The creator of a famous manga about World War II expressed fury over the pointless deaths in that conflict in a recently discovered notebook.

The Yomiuri Shimbun
Shigeru Mizuki

The concept notes for manga masterpiece “Soin Gyokusai Seyo!” (Onward Towards Our Noble Deaths) by Shigeru Mizuki (1922-2015) reveal the author’s anger at the reckless fight for “gyokusai,” or honorable death, that took place in Rabaul township on the island of New Britain in Papua New Guinea, a fierce battleground in the war.

“The order for soldiers was a song to kill everyone for nothing,” Mizuki wrote.

A Mizuki Production staff member discovered a B5-sized notebook among items they inherited, while searching for materials for an exhibition to commemorate the 100th anniversary of Mizuki’s birth next year.

More than 30 pages in the notebook show composition details, drafts and episodes for the manga.

“Only the stones and trees here know the record of the killings. If I don’t write it down here and now, it will be buried before anyone knows it,” Mizuki wrote in a line that does not appear in the manga.

The Yomiuri Shimbun
A page of the concept notes for “Soin Gyokusai Seyo!” that includes the line, “Human life and death are fleeting”

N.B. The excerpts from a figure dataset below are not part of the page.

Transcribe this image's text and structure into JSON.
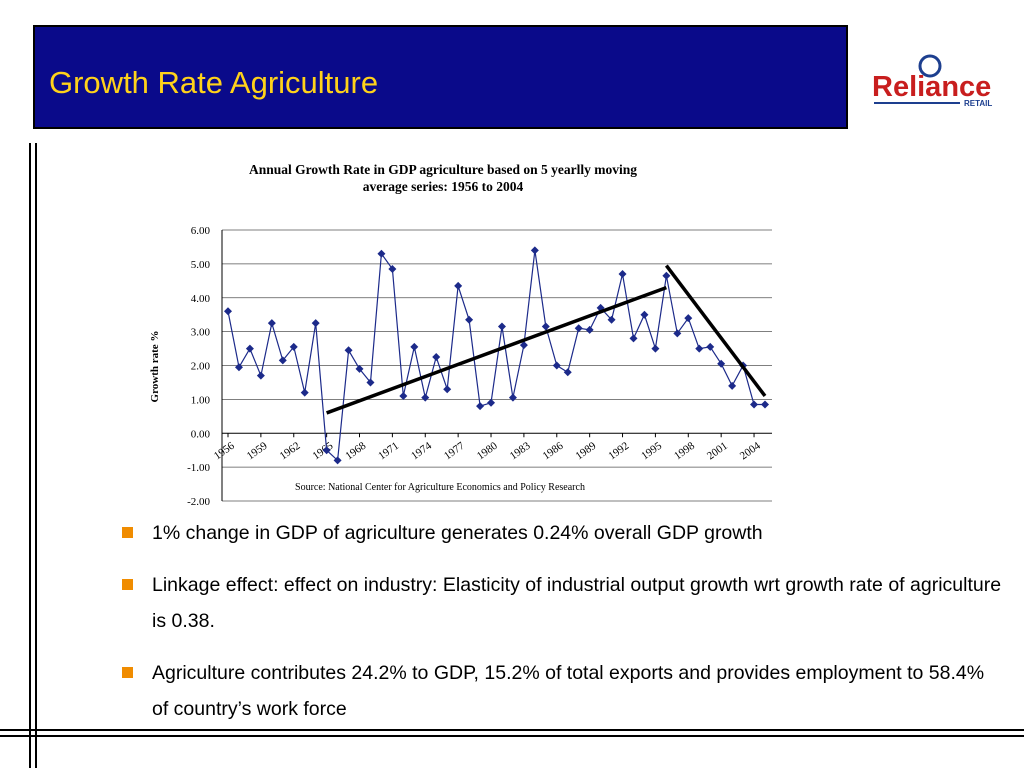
{
  "slide": {
    "title": "Growth Rate Agriculture",
    "logo_text": "Reliance",
    "logo_sub": "RETAIL"
  },
  "bullets": [
    "1% change in GDP of agriculture generates 0.24% overall GDP growth",
    "Linkage effect: effect on industry: Elasticity of industrial output growth wrt growth rate of agriculture is 0.38.",
    "Agriculture  contributes  24.2% to GDP, 15.2% of total exports and provides employment to 58.4% of country’s work force"
  ],
  "chart_data": {
    "type": "line",
    "title": "Annual Growth Rate in GDP agriculture based on 5 yearlly moving",
    "subtitle": "average series: 1956 to 2004",
    "xlabel": "",
    "ylabel": "Growth rate %",
    "ylim": [
      -2,
      6
    ],
    "yticks": [
      "6.00",
      "5.00",
      "4.00",
      "3.00",
      "2.00",
      "1.00",
      "0.00",
      "-1.00",
      "-2.00"
    ],
    "xticks": [
      "1956",
      "1959",
      "1962",
      "1965",
      "1968",
      "1971",
      "1974",
      "1977",
      "1980",
      "1983",
      "1986",
      "1989",
      "1992",
      "1995",
      "1998",
      "2001",
      "2004"
    ],
    "source": "Source: National Center for Agriculture Economics and Policy Research",
    "marker_color": "#1c2a8a",
    "grid": true,
    "series": [
      {
        "x": [
          1956,
          1957,
          1958,
          1959,
          1960,
          1961,
          1962,
          1963,
          1964,
          1965,
          1966,
          1967,
          1968,
          1969,
          1970,
          1971,
          1972,
          1973,
          1974,
          1975,
          1976,
          1977,
          1978,
          1979,
          1980,
          1981,
          1982,
          1983,
          1984,
          1985,
          1986,
          1987,
          1988,
          1989,
          1990,
          1991,
          1992,
          1993,
          1994,
          1995,
          1996,
          1997,
          1998,
          1999,
          2000,
          2001,
          2002,
          2003,
          2004,
          2005
        ],
        "values": [
          3.6,
          1.95,
          2.5,
          1.7,
          3.25,
          2.15,
          2.55,
          1.2,
          3.25,
          -0.5,
          -0.8,
          2.45,
          1.9,
          1.5,
          5.3,
          4.85,
          1.1,
          2.55,
          1.05,
          2.25,
          1.3,
          4.35,
          3.35,
          0.8,
          0.9,
          3.15,
          1.05,
          2.6,
          5.4,
          3.15,
          2.0,
          1.8,
          3.1,
          3.05,
          3.7,
          3.35,
          4.7,
          2.8,
          3.5,
          2.5,
          4.65,
          2.95,
          3.4,
          2.5,
          2.55,
          2.05,
          1.4,
          2.0,
          0.85,
          0.85
        ]
      }
    ],
    "trendlines": [
      {
        "x": [
          1965,
          1996
        ],
        "values": [
          0.6,
          4.3
        ]
      },
      {
        "x": [
          1996,
          2005
        ],
        "values": [
          4.95,
          1.1
        ]
      }
    ]
  }
}
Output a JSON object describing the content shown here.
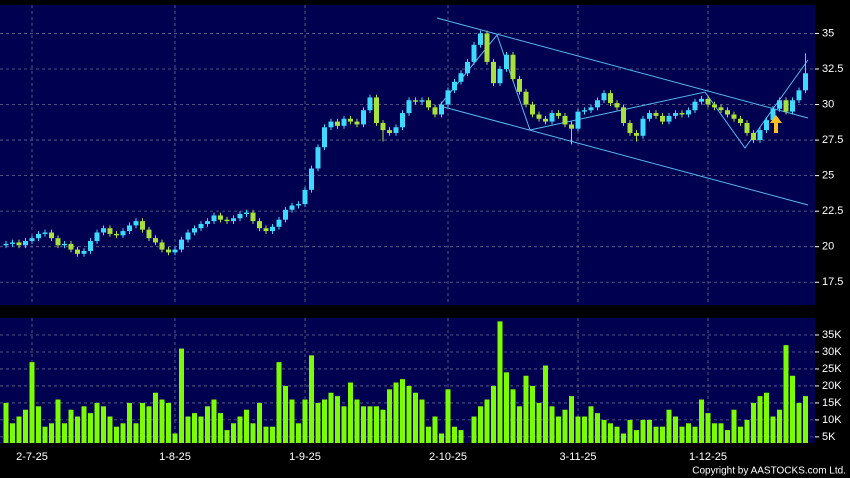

Mizuki was drafted into the Imperial Japanese Army in 1943 and was sent to fight in Rabaul. He lost his left arm in an air raid there the following year and was moved to a field hospital.

Many of Mizuki’s fellow soldiers are said to have died in March 1945 as their young battalion chief ordered them to cut their way into enemy lines in search of a “place for honorable death.”

Created on commission, “Soin Gyokusai Seyo!” is a fictionalized account of Mizuki’s wartime experiences. It was published in 1973 as a trade paperback.

In the manga, Mizuki questions war and shows how meaningless and tragic warfare is through depictions of soldiers dying of malaria or hunger to defend their position.

The work won manga awards in France and the United States.

Mizuki’s eldest daughter, Naoko Haraguchi, 58, said the war deeply scarred him.

“Of all his works, ‘Soin Gyokusai Seyo!’ was the one my father got most emotionally involved in,” Haraguchi said. “The notes show his determination to express the regrets of his fellow soldiers.”